2. You can find out how much money your time is worth
Have you ever ripped out old carpet from an office building? I have. I charged $15 per hour. At the time, I was a student, and my on-campus job was $7 per hour. Doing a side hustle showed me I didn't need to accept my current reality as a permanent reality. Getting into side-hustles is a new world for most people, but it also means new opportunities.
If you aren't interested in financial news, you might have missed the news of an interest economic problem. Although the employment rates in many countries have recovered since the 2008 recession, the average pay for workers has remained flat. That's not a good thing for those workers. Economic recovery means that inflation has pushed on even though wages and salaries haven't. That means people are getting paid relatively less for the same amount of work. Most of us can't change that with our main employer, but the clever ones get side hustles.
3. You won't find your passion if you aren't looking for it
Most of us were told we could do whatever we wanted when we grew up. The problem is we grew up in classrooms and didn't get to work full time until we were grown up. There's a difference between daydreaming your way out of a cubicle and finding out just how much people will pay for your paintings. Because you are doing this on the side, your side hustle allows you to explore career options. Your normal job is (hopefully) paying for the basics.
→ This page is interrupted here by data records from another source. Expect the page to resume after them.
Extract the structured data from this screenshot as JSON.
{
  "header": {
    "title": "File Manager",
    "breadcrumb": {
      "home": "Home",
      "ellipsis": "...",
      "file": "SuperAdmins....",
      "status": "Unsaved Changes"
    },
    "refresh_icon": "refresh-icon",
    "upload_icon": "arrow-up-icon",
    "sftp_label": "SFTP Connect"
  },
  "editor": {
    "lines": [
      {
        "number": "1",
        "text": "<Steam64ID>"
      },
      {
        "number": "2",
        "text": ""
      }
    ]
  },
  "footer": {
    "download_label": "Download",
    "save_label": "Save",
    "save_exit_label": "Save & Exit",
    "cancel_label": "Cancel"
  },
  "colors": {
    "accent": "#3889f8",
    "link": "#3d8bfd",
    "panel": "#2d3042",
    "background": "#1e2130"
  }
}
People and companies will pay for you to get better at carpentry, music composition, writing and any other skill out there. They are more eager to do so when you are a part-timer on contract work.
All of this is empowering and will give you some breathing room as you pull in some more funds. But I don't think the focus should be the money. The focus should be that it's your choice what you do for your side hustle. I've had many a colleague leave cubicle purgatory to pursue a career in something they didn't know they loved until after they had tried doing it on the side. Now, with all this power in your hands, go out there and hustle.